Juan Antonio Rosado

Ficción, historia y mito pueden confluir en una sola obra. Martín Luis Guzmán, quien siempre persiguió la esencia de los hechos por medio del símbolo, prefería la verdad literaria a la histórica. Para él, la leyenda y el mito retrataban con mayor precisión la “esencia” de los sucesos que la narración rigurosamente histórica. Michel Zéraffa propone que, si bien existen novelas que se separan del mito, hay otra zona “compuesta por obras que narran la búsqueda, a través de la historia, de un ser o una esencia que se hallen simultáneamente dentro y más allá de nuestra historicidad”. En esa zona hay temas míticos, incluso cosmogónicos y ontológicos. Estudiosos como Mircea Eliade habían ya notado la presencia de mitos en la novela moderna, y Northrop Frye considera que una parte de la tarea del crítico consiste justo en mostrar cómo los géneros literarios se derivan del mito, lo que no significa que en sí sean mitos.

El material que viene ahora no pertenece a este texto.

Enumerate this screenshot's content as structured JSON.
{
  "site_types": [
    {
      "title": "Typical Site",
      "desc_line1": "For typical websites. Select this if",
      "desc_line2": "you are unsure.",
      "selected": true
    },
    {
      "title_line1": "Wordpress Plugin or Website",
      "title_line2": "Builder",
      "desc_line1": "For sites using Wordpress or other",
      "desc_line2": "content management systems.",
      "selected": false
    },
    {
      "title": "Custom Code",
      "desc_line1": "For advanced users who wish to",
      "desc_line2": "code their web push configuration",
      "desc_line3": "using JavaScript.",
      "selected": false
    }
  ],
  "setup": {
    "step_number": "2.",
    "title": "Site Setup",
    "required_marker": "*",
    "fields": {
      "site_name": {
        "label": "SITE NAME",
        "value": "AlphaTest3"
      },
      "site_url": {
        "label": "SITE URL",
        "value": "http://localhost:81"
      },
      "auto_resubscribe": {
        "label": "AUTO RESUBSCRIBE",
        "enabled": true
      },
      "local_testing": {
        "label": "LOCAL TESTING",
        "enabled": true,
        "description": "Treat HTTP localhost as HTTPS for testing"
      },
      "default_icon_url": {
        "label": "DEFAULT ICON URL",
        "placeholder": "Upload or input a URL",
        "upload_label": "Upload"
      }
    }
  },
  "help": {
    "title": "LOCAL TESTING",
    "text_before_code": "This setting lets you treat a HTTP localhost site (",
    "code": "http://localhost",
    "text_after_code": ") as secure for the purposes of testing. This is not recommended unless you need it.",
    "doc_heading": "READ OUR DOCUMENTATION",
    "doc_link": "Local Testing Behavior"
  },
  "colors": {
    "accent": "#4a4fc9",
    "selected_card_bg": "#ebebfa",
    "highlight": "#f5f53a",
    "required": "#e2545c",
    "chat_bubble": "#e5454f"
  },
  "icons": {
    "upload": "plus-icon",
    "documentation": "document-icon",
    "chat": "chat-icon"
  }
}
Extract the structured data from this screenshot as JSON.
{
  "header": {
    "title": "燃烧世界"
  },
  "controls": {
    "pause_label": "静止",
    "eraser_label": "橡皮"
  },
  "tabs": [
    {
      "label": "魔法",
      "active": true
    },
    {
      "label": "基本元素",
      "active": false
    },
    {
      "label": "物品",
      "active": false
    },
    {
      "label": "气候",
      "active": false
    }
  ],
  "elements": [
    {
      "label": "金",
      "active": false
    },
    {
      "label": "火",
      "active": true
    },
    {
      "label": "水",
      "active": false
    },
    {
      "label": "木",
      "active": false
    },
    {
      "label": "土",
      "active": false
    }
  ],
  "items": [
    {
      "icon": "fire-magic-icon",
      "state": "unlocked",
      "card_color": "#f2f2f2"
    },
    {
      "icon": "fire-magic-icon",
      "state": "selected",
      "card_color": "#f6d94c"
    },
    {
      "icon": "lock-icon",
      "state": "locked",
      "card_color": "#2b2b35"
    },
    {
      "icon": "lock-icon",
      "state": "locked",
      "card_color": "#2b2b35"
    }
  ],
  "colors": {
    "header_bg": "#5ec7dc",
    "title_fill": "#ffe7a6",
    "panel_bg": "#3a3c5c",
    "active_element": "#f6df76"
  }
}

Sin embargo, un mito puede también derivarse de la literatura y transformar la percepción de la realidad. ¿No son las mitologías y, en consecuencia, las religiones, creaciones poéticas? Mucho se ha escrito sobre el “mundo desacralizado” en que vivimos, pero el sentimiento de lo sagrado no se ha eliminado; al contrario, se ha diversificado. Ya no hay un solo centro rector cohesionador de la sociedad, mas dicho fenómeno no ha aniquilado ni la religiosidad ni lo sagrado, es decir, aquello en que un individuo cree y que éste no consiente que se le insulte o cuestione. Si hay ritos independientes del mito, también persiste lo que Rollo May llama “la necesidad del mito”. La novela, el cine y la pintura de la Revolución Mexicana han creado todo un sistema mitológico con referentes históricos y una multiplicidad de variantes. Generadores de mitos, no se han contentado con interpretar la historia, sino que la han transformado en ficción. No obstante, a la literatura no le interesa la verdad de un enunciado: ni la verdad histórica ni la filosófica, sino la verosimilitud a partir de una motivación y con una intención determinada.

En México, una de las más fuertes tendencias temáticas narrativas ha sido la novela de la Revolución Mexicana. Esta corriente se puso de moda a partir de 1925, después de la polémica entre la llamada “literatura viril” y la “literatura afeminada”, analizada, entre otros, por Víctor Díaz Arciniega, quien descubre la motivación e intención a las que me referí. Hay muchos antecedentes de narraciones cuyo tema es la Revolución (la mayoría de escasa calidad); desde 1916 se privilegió la literatura colonialista, el retorno a la Nueva España como un vehículo más en el laberíntico trayecto de búsqueda por una supuesta identidad nacional. La polémica de 1924-1925 surgió entre quienes eran percibidos como escritores instalados en su “torre de marfil”, que se evadían de la realidad, y aquellos interesados en el tema social y “nacional”, en la historia inmediata, a fin de crear un proyecto cultural nacionalista. Francisco Monterde redescubre Los de abajo (1915), de Mariano Azuela, que se convierte, por un lado, en un poderoso detonador para escritores incipientes que de pronto deciden abarcar otras facetas del movimiento (como José Rubén Romero), y por otro, en motivación para autores que vivieron la Revolución o fueron ex combatientes que —como José Mancisidor— sintieron la injusticia o parcialidad en la visión de Azuela y tratan de “corregirlo” proponiendo, según ellos, una visión más integral, completa de la Revolución. Lo anterior es cuestionable, pero como quiera que sea, el tema es llevado al campo literario, sea emanado de una tesis, mezclado con demagogia o tendiente a un discurso plenamente ficticio. La Revolución se vuelve mito y retórica: ya no es sólo retórica política ni tema de murales. Ahora se convierte en el mito fundacional de un nuevo país y en un punto de partida literario, al crearse un novedoso universo simbólico con múltiples variantes situacionales y un sinnúmero de personajes. En su conjunto, estas obras arrojan luces para completar las distintas versiones históricas y ofrecernos, con una función estética, el encuentro con lo esencial de un periodo importante de nuestro pasado.